越然高高興興的把太監侍女都趕出去,只有他們兩個人坐在桌邊吃飯。
御逸仍然不怎么吃,只稍微沾了點粥。
越然看他這樣,用筷子夾了些清淡的菜放在御逸的碗里。
“我知道你不舒服吃不下,可是不吃病就好不了。多吃一點。”
御逸的臉上似乎一直只有那一種表情。不管越然說什么做什么,他都只是淡淡的笑著,看著他。
“陛下,”御逸提起筷子夾了越然放進來的菜,“你不必擔心御逸的病。”說完,將菜放入口中細細咀嚼。
“怎么能不擔心。你不知道那個時候你看起來多嚇人。身上插著只箭,箭周圍被你扯的血肉模糊。你的衣服都被血給浸透了。良素說,以你那個時候的狀態,能活著已經算是命大了。”看御逸吃了自己夾的菜,越然趕緊又多夾了一點放在御逸碗里。
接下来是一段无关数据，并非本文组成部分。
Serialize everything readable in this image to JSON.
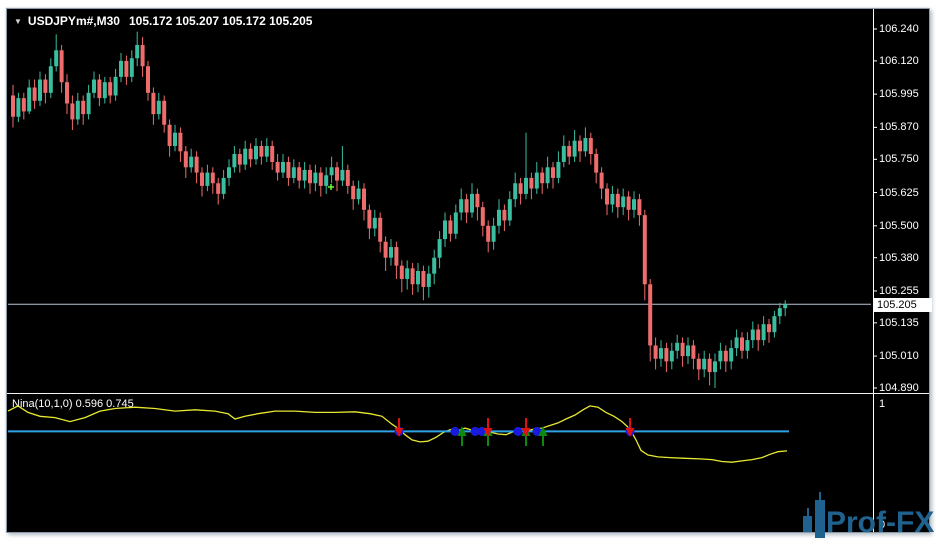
{
  "header": {
    "symbol_period": "USDJPYm#,M30",
    "ohlc": "105.172 105.207 105.172 105.205",
    "dropdown_icon": "▼"
  },
  "price_scale": {
    "current": "105.205"
  },
  "indicator": {
    "label": "Nina(10,1,0) 0.596 0.745",
    "scale_max": "1",
    "scale_min": "0"
  },
  "watermark": {
    "text": "Prof-FX"
  },
  "colors": {
    "background": "#000000",
    "bullish": "#3bbda0",
    "bearish": "#ef6c6c",
    "bid_line": "#b8c4d6",
    "indicator_line": "#e8e832",
    "level_line": "#2ea3e8",
    "marker_dot": "#1a1adf",
    "marker_up": "#0d8a0d",
    "marker_down": "#dd1111",
    "scale_text": "#ffffff",
    "cross_marker": "#66ff33",
    "watermark_blue": "#20628f"
  },
  "chart_data": [
    {
      "type": "candlestick",
      "title": "USDJPYm#,M30",
      "symbol": "USDJPYm#",
      "timeframe": "M30",
      "current_bar": {
        "open": 105.172,
        "high": 105.207,
        "low": 105.172,
        "close": 105.205
      },
      "bid_price": 105.205,
      "y_axis": {
        "labels": [
          "106.240",
          "106.120",
          "105.995",
          "105.870",
          "105.750",
          "105.625",
          "105.500",
          "105.380",
          "105.255",
          "105.135",
          "105.010",
          "104.890"
        ],
        "top_price": 106.24,
        "bottom_price": 104.89
      },
      "pattern_cross": {
        "x": 331,
        "price": 105.646
      },
      "candles": [
        [
          105.99,
          106.03,
          105.87,
          105.91
        ],
        [
          105.91,
          106.0,
          105.89,
          105.98
        ],
        [
          105.98,
          106.0,
          105.9,
          105.93
        ],
        [
          105.93,
          106.05,
          105.92,
          106.02
        ],
        [
          106.02,
          106.05,
          105.94,
          105.97
        ],
        [
          105.97,
          106.08,
          105.95,
          106.05
        ],
        [
          106.05,
          106.07,
          105.96,
          106.0
        ],
        [
          106.0,
          106.13,
          105.98,
          106.1
        ],
        [
          106.1,
          106.22,
          106.08,
          106.16
        ],
        [
          106.16,
          106.18,
          106.0,
          106.04
        ],
        [
          106.04,
          106.07,
          105.92,
          105.96
        ],
        [
          105.96,
          105.99,
          105.86,
          105.9
        ],
        [
          105.9,
          106.0,
          105.88,
          105.97
        ],
        [
          105.97,
          105.99,
          105.88,
          105.92
        ],
        [
          105.92,
          106.03,
          105.9,
          106.0
        ],
        [
          106.0,
          106.08,
          105.98,
          106.05
        ],
        [
          106.05,
          106.07,
          105.95,
          105.98
        ],
        [
          105.98,
          106.06,
          105.96,
          106.04
        ],
        [
          106.04,
          106.06,
          105.96,
          105.99
        ],
        [
          105.99,
          106.09,
          105.97,
          106.06
        ],
        [
          106.06,
          106.15,
          106.04,
          106.12
        ],
        [
          106.12,
          106.14,
          106.03,
          106.06
        ],
        [
          106.06,
          106.16,
          106.04,
          106.13
        ],
        [
          106.13,
          106.23,
          106.1,
          106.18
        ],
        [
          106.18,
          106.21,
          106.06,
          106.1
        ],
        [
          106.1,
          106.12,
          105.97,
          106.0
        ],
        [
          106.0,
          106.02,
          105.88,
          105.92
        ],
        [
          105.92,
          106.0,
          105.9,
          105.97
        ],
        [
          105.97,
          105.99,
          105.85,
          105.88
        ],
        [
          105.88,
          105.9,
          105.76,
          105.8
        ],
        [
          105.8,
          105.88,
          105.78,
          105.85
        ],
        [
          105.85,
          105.87,
          105.74,
          105.78
        ],
        [
          105.78,
          105.8,
          105.68,
          105.72
        ],
        [
          105.72,
          105.79,
          105.7,
          105.76
        ],
        [
          105.76,
          105.78,
          105.66,
          105.7
        ],
        [
          105.7,
          105.72,
          105.61,
          105.65
        ],
        [
          105.65,
          105.73,
          105.63,
          105.7
        ],
        [
          105.7,
          105.72,
          105.62,
          105.66
        ],
        [
          105.66,
          105.68,
          105.58,
          105.62
        ],
        [
          105.62,
          105.71,
          105.6,
          105.68
        ],
        [
          105.68,
          105.75,
          105.65,
          105.72
        ],
        [
          105.72,
          105.8,
          105.7,
          105.77
        ],
        [
          105.77,
          105.79,
          105.7,
          105.73
        ],
        [
          105.73,
          105.82,
          105.71,
          105.79
        ],
        [
          105.79,
          105.81,
          105.72,
          105.75
        ],
        [
          105.75,
          105.83,
          105.73,
          105.8
        ],
        [
          105.8,
          105.82,
          105.73,
          105.76
        ],
        [
          105.76,
          105.83,
          105.74,
          105.8
        ],
        [
          105.8,
          105.82,
          105.71,
          105.74
        ],
        [
          105.74,
          105.77,
          105.67,
          105.7
        ],
        [
          105.7,
          105.77,
          105.68,
          105.74
        ],
        [
          105.74,
          105.76,
          105.65,
          105.68
        ],
        [
          105.68,
          105.75,
          105.66,
          105.72
        ],
        [
          105.72,
          105.74,
          105.64,
          105.67
        ],
        [
          105.67,
          105.74,
          105.64,
          105.71
        ],
        [
          105.71,
          105.73,
          105.62,
          105.66
        ],
        [
          105.66,
          105.73,
          105.63,
          105.7
        ],
        [
          105.7,
          105.72,
          105.61,
          105.65
        ],
        [
          105.65,
          105.72,
          105.62,
          105.69
        ],
        [
          105.69,
          105.76,
          105.66,
          105.72
        ],
        [
          105.72,
          105.74,
          105.63,
          105.67
        ],
        [
          105.67,
          105.8,
          105.65,
          105.71
        ],
        [
          105.71,
          105.73,
          105.62,
          105.65
        ],
        [
          105.65,
          105.67,
          105.56,
          105.6
        ],
        [
          105.6,
          105.67,
          105.58,
          105.64
        ],
        [
          105.64,
          105.66,
          105.52,
          105.56
        ],
        [
          105.56,
          105.58,
          105.45,
          105.49
        ],
        [
          105.49,
          105.56,
          105.46,
          105.53
        ],
        [
          105.53,
          105.55,
          105.4,
          105.44
        ],
        [
          105.44,
          105.46,
          105.33,
          105.38
        ],
        [
          105.38,
          105.45,
          105.35,
          105.42
        ],
        [
          105.42,
          105.44,
          105.3,
          105.35
        ],
        [
          105.35,
          105.37,
          105.25,
          105.3
        ],
        [
          105.3,
          105.37,
          105.26,
          105.34
        ],
        [
          105.34,
          105.36,
          105.24,
          105.28
        ],
        [
          105.28,
          105.36,
          105.25,
          105.33
        ],
        [
          105.33,
          105.35,
          105.22,
          105.27
        ],
        [
          105.27,
          105.35,
          105.23,
          105.32
        ],
        [
          105.32,
          105.41,
          105.28,
          105.38
        ],
        [
          105.38,
          105.48,
          105.34,
          105.45
        ],
        [
          105.45,
          105.55,
          105.42,
          105.52
        ],
        [
          105.52,
          105.54,
          105.44,
          105.47
        ],
        [
          105.47,
          105.58,
          105.45,
          105.55
        ],
        [
          105.55,
          105.64,
          105.52,
          105.6
        ],
        [
          105.6,
          105.62,
          105.51,
          105.55
        ],
        [
          105.55,
          105.66,
          105.53,
          105.62
        ],
        [
          105.62,
          105.64,
          105.52,
          105.57
        ],
        [
          105.57,
          105.59,
          105.46,
          105.5
        ],
        [
          105.5,
          105.52,
          105.4,
          105.44
        ],
        [
          105.44,
          105.53,
          105.41,
          105.5
        ],
        [
          105.5,
          105.6,
          105.47,
          105.56
        ],
        [
          105.56,
          105.58,
          105.48,
          105.52
        ],
        [
          105.52,
          105.63,
          105.5,
          105.6
        ],
        [
          105.6,
          105.7,
          105.57,
          105.66
        ],
        [
          105.66,
          105.68,
          105.58,
          105.62
        ],
        [
          105.62,
          105.85,
          105.6,
          105.68
        ],
        [
          105.68,
          105.7,
          105.6,
          105.64
        ],
        [
          105.64,
          105.74,
          105.62,
          105.7
        ],
        [
          105.7,
          105.72,
          105.62,
          105.66
        ],
        [
          105.66,
          105.76,
          105.64,
          105.72
        ],
        [
          105.72,
          105.74,
          105.64,
          105.68
        ],
        [
          105.68,
          105.78,
          105.66,
          105.74
        ],
        [
          105.74,
          105.84,
          105.72,
          105.8
        ],
        [
          105.8,
          105.82,
          105.73,
          105.76
        ],
        [
          105.76,
          105.86,
          105.74,
          105.82
        ],
        [
          105.82,
          105.84,
          105.74,
          105.78
        ],
        [
          105.78,
          105.87,
          105.76,
          105.83
        ],
        [
          105.83,
          105.85,
          105.73,
          105.77
        ],
        [
          105.77,
          105.79,
          105.66,
          105.7
        ],
        [
          105.7,
          105.72,
          105.6,
          105.64
        ],
        [
          105.64,
          105.66,
          105.54,
          105.58
        ],
        [
          105.58,
          105.65,
          105.55,
          105.62
        ],
        [
          105.62,
          105.64,
          105.53,
          105.57
        ],
        [
          105.57,
          105.64,
          105.54,
          105.61
        ],
        [
          105.61,
          105.63,
          105.52,
          105.56
        ],
        [
          105.56,
          105.63,
          105.53,
          105.6
        ],
        [
          105.6,
          105.62,
          105.5,
          105.54
        ],
        [
          105.54,
          105.56,
          105.22,
          105.28
        ],
        [
          105.28,
          105.3,
          104.99,
          105.05
        ],
        [
          105.05,
          105.08,
          104.96,
          105.0
        ],
        [
          105.0,
          105.07,
          104.97,
          105.04
        ],
        [
          105.04,
          105.06,
          104.95,
          104.99
        ],
        [
          104.99,
          105.06,
          104.96,
          105.03
        ],
        [
          105.03,
          105.09,
          105.0,
          105.06
        ],
        [
          105.06,
          105.08,
          104.97,
          105.01
        ],
        [
          105.01,
          105.08,
          104.98,
          105.05
        ],
        [
          105.05,
          105.07,
          104.96,
          105.0
        ],
        [
          105.0,
          105.02,
          104.92,
          104.96
        ],
        [
          104.96,
          105.03,
          104.93,
          105.0
        ],
        [
          105.0,
          105.02,
          104.9,
          104.95
        ],
        [
          104.95,
          105.02,
          104.89,
          104.99
        ],
        [
          104.99,
          105.06,
          104.96,
          105.03
        ],
        [
          105.03,
          105.05,
          104.95,
          104.99
        ],
        [
          104.99,
          105.07,
          104.96,
          105.04
        ],
        [
          105.04,
          105.11,
          105.01,
          105.08
        ],
        [
          105.08,
          105.1,
          105.0,
          105.03
        ],
        [
          105.03,
          105.1,
          105.0,
          105.07
        ],
        [
          105.07,
          105.14,
          105.04,
          105.11
        ],
        [
          105.11,
          105.13,
          105.03,
          105.07
        ],
        [
          105.07,
          105.16,
          105.05,
          105.13
        ],
        [
          105.13,
          105.15,
          105.06,
          105.1
        ],
        [
          105.1,
          105.18,
          105.08,
          105.16
        ],
        [
          105.16,
          105.21,
          105.13,
          105.19
        ],
        [
          105.19,
          105.22,
          105.16,
          105.205
        ]
      ]
    },
    {
      "type": "line",
      "title": "Nina(10,1,0)",
      "name": "Nina",
      "params": "10,1,0",
      "current_values": [
        0.596,
        0.745
      ],
      "ylim": [
        0,
        1
      ],
      "level": 0.745,
      "line": [
        [
          8,
          0.9
        ],
        [
          18,
          0.94
        ],
        [
          28,
          0.89
        ],
        [
          40,
          0.86
        ],
        [
          55,
          0.85
        ],
        [
          70,
          0.82
        ],
        [
          85,
          0.85
        ],
        [
          100,
          0.9
        ],
        [
          115,
          0.92
        ],
        [
          135,
          0.93
        ],
        [
          155,
          0.92
        ],
        [
          175,
          0.9
        ],
        [
          195,
          0.91
        ],
        [
          215,
          0.9
        ],
        [
          228,
          0.88
        ],
        [
          235,
          0.84
        ],
        [
          245,
          0.86
        ],
        [
          258,
          0.88
        ],
        [
          275,
          0.9
        ],
        [
          295,
          0.9
        ],
        [
          315,
          0.89
        ],
        [
          335,
          0.89
        ],
        [
          355,
          0.895
        ],
        [
          370,
          0.88
        ],
        [
          382,
          0.86
        ],
        [
          392,
          0.8
        ],
        [
          399,
          0.763
        ],
        [
          405,
          0.72
        ],
        [
          412,
          0.68
        ],
        [
          420,
          0.665
        ],
        [
          428,
          0.67
        ],
        [
          436,
          0.7
        ],
        [
          444,
          0.74
        ],
        [
          452,
          0.763
        ],
        [
          458,
          0.75
        ],
        [
          465,
          0.77
        ],
        [
          472,
          0.755
        ],
        [
          478,
          0.75
        ],
        [
          484,
          0.765
        ],
        [
          490,
          0.74
        ],
        [
          498,
          0.725
        ],
        [
          506,
          0.72
        ],
        [
          514,
          0.745
        ],
        [
          521,
          0.765
        ],
        [
          528,
          0.75
        ],
        [
          535,
          0.765
        ],
        [
          542,
          0.77
        ],
        [
          550,
          0.79
        ],
        [
          558,
          0.81
        ],
        [
          566,
          0.84
        ],
        [
          575,
          0.87
        ],
        [
          583,
          0.91
        ],
        [
          590,
          0.94
        ],
        [
          598,
          0.93
        ],
        [
          606,
          0.89
        ],
        [
          614,
          0.86
        ],
        [
          622,
          0.82
        ],
        [
          630,
          0.763
        ],
        [
          636,
          0.68
        ],
        [
          641,
          0.6
        ],
        [
          648,
          0.565
        ],
        [
          658,
          0.55
        ],
        [
          670,
          0.545
        ],
        [
          685,
          0.54
        ],
        [
          700,
          0.535
        ],
        [
          712,
          0.53
        ],
        [
          722,
          0.515
        ],
        [
          732,
          0.51
        ],
        [
          742,
          0.52
        ],
        [
          752,
          0.53
        ],
        [
          762,
          0.545
        ],
        [
          770,
          0.57
        ],
        [
          778,
          0.59
        ],
        [
          787,
          0.596
        ]
      ],
      "markers": [
        {
          "x": 399,
          "shapes": [
            "dot",
            "down"
          ]
        },
        {
          "x": 455,
          "shapes": [
            "dot"
          ]
        },
        {
          "x": 462,
          "shapes": [
            "up"
          ]
        },
        {
          "x": 475,
          "shapes": [
            "dot"
          ]
        },
        {
          "x": 482,
          "shapes": [
            "dot"
          ]
        },
        {
          "x": 488,
          "shapes": [
            "up",
            "down"
          ]
        },
        {
          "x": 518,
          "shapes": [
            "dot"
          ]
        },
        {
          "x": 526,
          "shapes": [
            "up",
            "down"
          ]
        },
        {
          "x": 537,
          "shapes": [
            "dot"
          ]
        },
        {
          "x": 543,
          "shapes": [
            "up"
          ]
        },
        {
          "x": 630,
          "shapes": [
            "dot",
            "down"
          ]
        }
      ]
    }
  ]
}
御逸咽下菜,喝了口水,才開口道,“我只記得自己中了一箭。其他的全不記得了。”
越然有點緊張,他還不想讓御逸知道那一箭就是他射的。
“你說你,中箭了就老實的等著治療啊,還自己拼命的去拔,結果才會出那么多血的。”
御逸點點頭,“當時我已經沒有意識了。可能只是反射動作吧。”
“對了。”越然突然想起來,“良素說,你身上除了箭傷之外,還有別的傷,是怎么回事?你還記得么?”
御逸苦笑著說,“我在中箭之前就已經有傷在身了。說來好笑,要不是那一箭,我恐怕還沒辦法脫身呢。而且,”御逸看著越然,“要不是那一箭,我也不會被陛下所救呢。”
“是啊。哈哈哈……”越然笑的有些尷尬,“那個,御逸,你身上的傷,良素說他也看不出個所以然,所以,你要告訴我你是怎么受的傷,哪里受了傷,這樣我才能找人給你醫治。”
御逸搖搖頭,“陛下不要擔心,御逸的傷,將養些時日自然就會好了。不需要醫治的。只是,希望陛下可以讓御逸在這皇宮中多留幾天。待我傷好一些……”
“你一直住在這里!哪兒也不許去!”越然堅決的打斷御逸的話。他絕不許這只兔子逃跑!